Wales confirms 2026–29 business rates transitional relief

Welsh Ministers have made the Non‑Domestic Rating (Chargeable Amounts) (Wales) Regulations 2025 to smooth bill increases from the 2026 revaluation. The instrument takes effect on 31 December 2025 and applies from 1 April 2026 to 31 March 2029, with the scheme fully funded and available on both the local and central lists.

Eligibility is tightly defined. A property must appear on a local list or the central list on 31 March 2026 and continue to be shown up to the relevant billing day. Relief applies only where the increase between the 31 March 2026 position and the notional 1 April 2026 position exceeds £300, the same person is the ratepayer on both dates, the property was occupied on 31 March 2026, and no section 44A apportionment for partial occupation applies.

Two figures underpin the calculation. The base liability is the annualised chargeable amount on 31 March 2026. The notional chargeable amount is the annualised chargeable amount on 1 April 2026; if the chargeable amount later falls, the notional figure is recalculated from the effective date of the change. Calculations operate on a daily basis across the period.

Phasing is fixed by the position on 1 April 2026. In 2026–27 bills are reduced by 67% of the increase between the notional and base liabilities; in 2027–28 the reduction is 34%; in 2028–29 there is no reduction. Where the deduction would produce a negative daily liability, it is set to zero. The second‑year calculation uses 366 days.

Administration is automatic. Local authorities will apply the deduction for hereditaments on local lists; the Welsh Government will do so for central list entries. Ratepayers should check bills and contact their authority if figures appear incorrect.

Other reliefs interact in a set order. Mandatory reliefs under the Local Government Finance Act 1988 are reflected before the transitional deduction; any discretionary reliefs awarded by an authority are applied after. Entitlement is calculated daily and will be adjusted if a qualifying property’s chargeable amount decreases during the scheme.

There are material exclusions. Eligibility ends if the liable ratepayer changes during the period. Properties unoccupied on 31 March 2026 do not qualify, although a property that becomes empty after 1 April 2026 can continue to benefit once any initial empty‑property relief period ends, provided the ratepayer is unchanged.

The scheme aligns with wider 2026 reforms. Ministers have signalled differential multipliers for 2026–27 of 0.502 (standard), 0.350 (retail) and 0.515 (higher) and have already made regulations describing where differential multipliers apply; values are to be confirmed in separate regulations.

For planning purposes, a business facing a £9,000 increase at revaluation would see £3,000 of that increase reflected in 2026–27 and £6,000 in 2027–28, with the full £9,000 payable in 2028–29. The deduction is set by the 1 April 2026 position, so inflation‑only changes in 2027–28 are not offset by this scheme.

Funding is central. The Welsh Government has allocated £116m over 2026–27 and 2027–28 to deliver the transitional relief, with authorities recording support through NDR1 and NDR3 returns; ministers also reference permanent reliefs worth around £250m annually.

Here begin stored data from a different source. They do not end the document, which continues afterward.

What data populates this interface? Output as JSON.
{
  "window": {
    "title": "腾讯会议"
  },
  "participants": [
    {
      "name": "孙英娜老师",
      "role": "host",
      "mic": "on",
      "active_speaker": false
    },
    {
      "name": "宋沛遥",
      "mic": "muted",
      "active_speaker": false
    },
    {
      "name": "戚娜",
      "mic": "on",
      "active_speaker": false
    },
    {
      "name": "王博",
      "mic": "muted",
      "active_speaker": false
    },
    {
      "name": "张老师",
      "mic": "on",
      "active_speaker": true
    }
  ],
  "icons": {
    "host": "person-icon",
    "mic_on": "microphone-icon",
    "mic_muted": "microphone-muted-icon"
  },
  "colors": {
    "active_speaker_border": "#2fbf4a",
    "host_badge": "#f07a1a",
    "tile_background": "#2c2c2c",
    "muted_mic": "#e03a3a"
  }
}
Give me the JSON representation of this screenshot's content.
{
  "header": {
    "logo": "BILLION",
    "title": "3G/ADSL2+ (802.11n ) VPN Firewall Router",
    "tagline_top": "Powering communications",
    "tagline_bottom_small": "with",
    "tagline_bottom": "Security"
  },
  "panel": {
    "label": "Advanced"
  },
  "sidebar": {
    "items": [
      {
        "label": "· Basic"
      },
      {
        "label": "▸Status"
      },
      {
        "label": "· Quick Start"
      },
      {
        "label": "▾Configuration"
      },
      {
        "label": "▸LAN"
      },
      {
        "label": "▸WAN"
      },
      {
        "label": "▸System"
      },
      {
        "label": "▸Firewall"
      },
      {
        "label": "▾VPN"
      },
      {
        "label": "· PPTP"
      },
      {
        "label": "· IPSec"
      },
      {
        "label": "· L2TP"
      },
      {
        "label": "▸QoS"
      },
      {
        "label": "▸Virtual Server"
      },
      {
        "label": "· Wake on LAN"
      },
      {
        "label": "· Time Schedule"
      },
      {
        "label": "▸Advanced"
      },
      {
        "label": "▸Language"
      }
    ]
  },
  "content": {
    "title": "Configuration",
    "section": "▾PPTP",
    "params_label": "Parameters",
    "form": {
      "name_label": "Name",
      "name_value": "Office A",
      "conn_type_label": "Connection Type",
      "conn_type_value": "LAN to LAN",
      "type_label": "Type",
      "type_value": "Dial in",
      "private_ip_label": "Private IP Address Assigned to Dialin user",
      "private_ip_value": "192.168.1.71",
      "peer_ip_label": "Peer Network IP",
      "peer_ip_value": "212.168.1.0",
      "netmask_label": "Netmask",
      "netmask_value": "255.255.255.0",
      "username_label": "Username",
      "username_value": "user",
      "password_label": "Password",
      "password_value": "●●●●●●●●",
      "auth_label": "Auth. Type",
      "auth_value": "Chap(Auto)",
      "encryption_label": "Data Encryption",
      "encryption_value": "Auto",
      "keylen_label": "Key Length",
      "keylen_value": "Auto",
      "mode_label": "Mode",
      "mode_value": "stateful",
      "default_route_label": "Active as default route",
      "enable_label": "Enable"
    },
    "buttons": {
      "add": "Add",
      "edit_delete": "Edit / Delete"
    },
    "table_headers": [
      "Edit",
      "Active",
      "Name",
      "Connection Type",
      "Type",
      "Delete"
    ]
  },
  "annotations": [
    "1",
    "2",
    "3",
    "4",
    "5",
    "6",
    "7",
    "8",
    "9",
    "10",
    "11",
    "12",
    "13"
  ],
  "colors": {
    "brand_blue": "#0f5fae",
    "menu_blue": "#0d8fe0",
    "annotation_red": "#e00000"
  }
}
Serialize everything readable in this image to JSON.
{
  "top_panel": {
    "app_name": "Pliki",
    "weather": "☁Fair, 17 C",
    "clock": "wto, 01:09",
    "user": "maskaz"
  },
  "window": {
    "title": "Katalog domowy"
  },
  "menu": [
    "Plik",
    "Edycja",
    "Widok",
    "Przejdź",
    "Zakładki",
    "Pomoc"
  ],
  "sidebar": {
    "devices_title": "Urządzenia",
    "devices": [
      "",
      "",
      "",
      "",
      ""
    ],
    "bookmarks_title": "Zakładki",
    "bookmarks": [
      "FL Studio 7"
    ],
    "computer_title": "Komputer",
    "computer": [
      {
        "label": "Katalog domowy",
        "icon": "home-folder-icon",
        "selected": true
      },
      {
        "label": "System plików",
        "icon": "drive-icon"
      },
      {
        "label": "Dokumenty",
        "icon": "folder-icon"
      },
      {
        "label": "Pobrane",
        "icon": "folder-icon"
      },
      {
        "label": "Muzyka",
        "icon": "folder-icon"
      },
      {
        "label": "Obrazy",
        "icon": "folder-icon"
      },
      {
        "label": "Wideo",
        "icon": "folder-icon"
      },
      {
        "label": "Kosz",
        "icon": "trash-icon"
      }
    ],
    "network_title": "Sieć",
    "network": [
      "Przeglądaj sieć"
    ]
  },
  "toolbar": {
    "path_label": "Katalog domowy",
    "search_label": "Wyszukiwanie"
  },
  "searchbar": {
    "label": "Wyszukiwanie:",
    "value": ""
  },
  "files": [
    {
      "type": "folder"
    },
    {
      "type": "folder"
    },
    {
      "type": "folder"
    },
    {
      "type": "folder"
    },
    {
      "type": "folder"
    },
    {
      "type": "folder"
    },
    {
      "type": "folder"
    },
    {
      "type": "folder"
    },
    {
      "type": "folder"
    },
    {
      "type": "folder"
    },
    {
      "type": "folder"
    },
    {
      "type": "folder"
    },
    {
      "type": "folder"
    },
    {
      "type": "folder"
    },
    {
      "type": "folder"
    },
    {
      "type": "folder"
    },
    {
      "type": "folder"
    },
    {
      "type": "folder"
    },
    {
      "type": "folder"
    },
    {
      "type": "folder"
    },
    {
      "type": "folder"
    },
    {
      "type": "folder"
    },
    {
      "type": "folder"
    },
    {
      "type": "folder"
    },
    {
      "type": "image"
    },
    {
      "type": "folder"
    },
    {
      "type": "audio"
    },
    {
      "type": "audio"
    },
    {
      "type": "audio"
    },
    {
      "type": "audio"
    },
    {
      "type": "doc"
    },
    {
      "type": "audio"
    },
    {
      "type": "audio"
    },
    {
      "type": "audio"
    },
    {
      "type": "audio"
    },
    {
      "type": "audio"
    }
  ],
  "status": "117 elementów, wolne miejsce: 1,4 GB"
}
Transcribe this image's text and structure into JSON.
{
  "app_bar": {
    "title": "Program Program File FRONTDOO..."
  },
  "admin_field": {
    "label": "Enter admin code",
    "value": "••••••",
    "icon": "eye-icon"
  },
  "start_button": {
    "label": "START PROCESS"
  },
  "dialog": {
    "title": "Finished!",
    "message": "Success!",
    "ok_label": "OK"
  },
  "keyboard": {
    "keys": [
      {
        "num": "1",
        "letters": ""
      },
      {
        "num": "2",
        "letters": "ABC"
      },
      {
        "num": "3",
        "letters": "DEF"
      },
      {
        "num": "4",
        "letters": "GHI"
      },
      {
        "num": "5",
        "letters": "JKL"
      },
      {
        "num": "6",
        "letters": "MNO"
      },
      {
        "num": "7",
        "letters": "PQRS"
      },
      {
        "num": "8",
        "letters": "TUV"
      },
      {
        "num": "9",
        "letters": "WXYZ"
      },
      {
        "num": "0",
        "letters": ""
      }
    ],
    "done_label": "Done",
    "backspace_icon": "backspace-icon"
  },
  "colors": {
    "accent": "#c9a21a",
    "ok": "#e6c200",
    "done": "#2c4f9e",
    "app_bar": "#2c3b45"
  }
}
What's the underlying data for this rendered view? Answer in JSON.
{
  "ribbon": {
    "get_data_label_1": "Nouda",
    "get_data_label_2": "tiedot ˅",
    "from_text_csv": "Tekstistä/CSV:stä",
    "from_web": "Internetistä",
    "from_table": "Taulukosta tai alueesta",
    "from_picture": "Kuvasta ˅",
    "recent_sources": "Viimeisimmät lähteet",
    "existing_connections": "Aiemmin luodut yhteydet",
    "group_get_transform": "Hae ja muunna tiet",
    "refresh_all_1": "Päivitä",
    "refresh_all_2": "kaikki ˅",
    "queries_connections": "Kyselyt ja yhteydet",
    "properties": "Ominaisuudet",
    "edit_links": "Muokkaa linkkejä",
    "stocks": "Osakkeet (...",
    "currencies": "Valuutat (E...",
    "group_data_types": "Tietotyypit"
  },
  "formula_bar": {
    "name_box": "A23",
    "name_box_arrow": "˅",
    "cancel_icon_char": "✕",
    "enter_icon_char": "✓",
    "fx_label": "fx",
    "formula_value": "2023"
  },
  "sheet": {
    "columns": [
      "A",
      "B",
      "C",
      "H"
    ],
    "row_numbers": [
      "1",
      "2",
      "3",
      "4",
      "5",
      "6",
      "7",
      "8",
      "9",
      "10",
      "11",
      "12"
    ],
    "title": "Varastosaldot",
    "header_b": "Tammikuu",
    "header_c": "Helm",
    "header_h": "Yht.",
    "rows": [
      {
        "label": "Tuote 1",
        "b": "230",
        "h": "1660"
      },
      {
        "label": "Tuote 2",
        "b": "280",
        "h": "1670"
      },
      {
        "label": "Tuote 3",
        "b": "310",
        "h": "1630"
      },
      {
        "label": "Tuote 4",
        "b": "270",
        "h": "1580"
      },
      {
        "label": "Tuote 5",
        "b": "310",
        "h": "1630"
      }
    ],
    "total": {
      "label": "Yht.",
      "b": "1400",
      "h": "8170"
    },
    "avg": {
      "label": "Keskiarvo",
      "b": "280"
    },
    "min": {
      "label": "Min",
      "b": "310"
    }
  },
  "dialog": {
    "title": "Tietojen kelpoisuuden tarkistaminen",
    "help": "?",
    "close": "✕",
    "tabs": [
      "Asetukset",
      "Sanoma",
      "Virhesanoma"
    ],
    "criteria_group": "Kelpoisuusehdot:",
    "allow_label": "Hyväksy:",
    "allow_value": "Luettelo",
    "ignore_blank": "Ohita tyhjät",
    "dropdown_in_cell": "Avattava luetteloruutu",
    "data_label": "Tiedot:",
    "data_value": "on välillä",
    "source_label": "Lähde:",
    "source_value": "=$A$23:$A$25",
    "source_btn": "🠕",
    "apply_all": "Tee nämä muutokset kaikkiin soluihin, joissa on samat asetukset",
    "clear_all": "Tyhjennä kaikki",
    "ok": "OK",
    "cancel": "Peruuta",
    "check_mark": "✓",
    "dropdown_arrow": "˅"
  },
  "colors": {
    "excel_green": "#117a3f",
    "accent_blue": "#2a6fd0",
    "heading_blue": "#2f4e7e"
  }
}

Finance teams should confirm that the hereditament is on the relevant list on 31 March 2026, ensure the liable entity does not change if relief is expected, and retain evidence of occupation for that date. Queries about the underlying rateable value should be directed to the Valuation Office Agency.

Timing is critical. The regulations commence on 31 December 2025, with bills reflecting the deduction from 1 April 2026. Ministers present the measures as easing the cash‑flow impact of the 2026 list in the first two years, before full liability applies in 2028–29.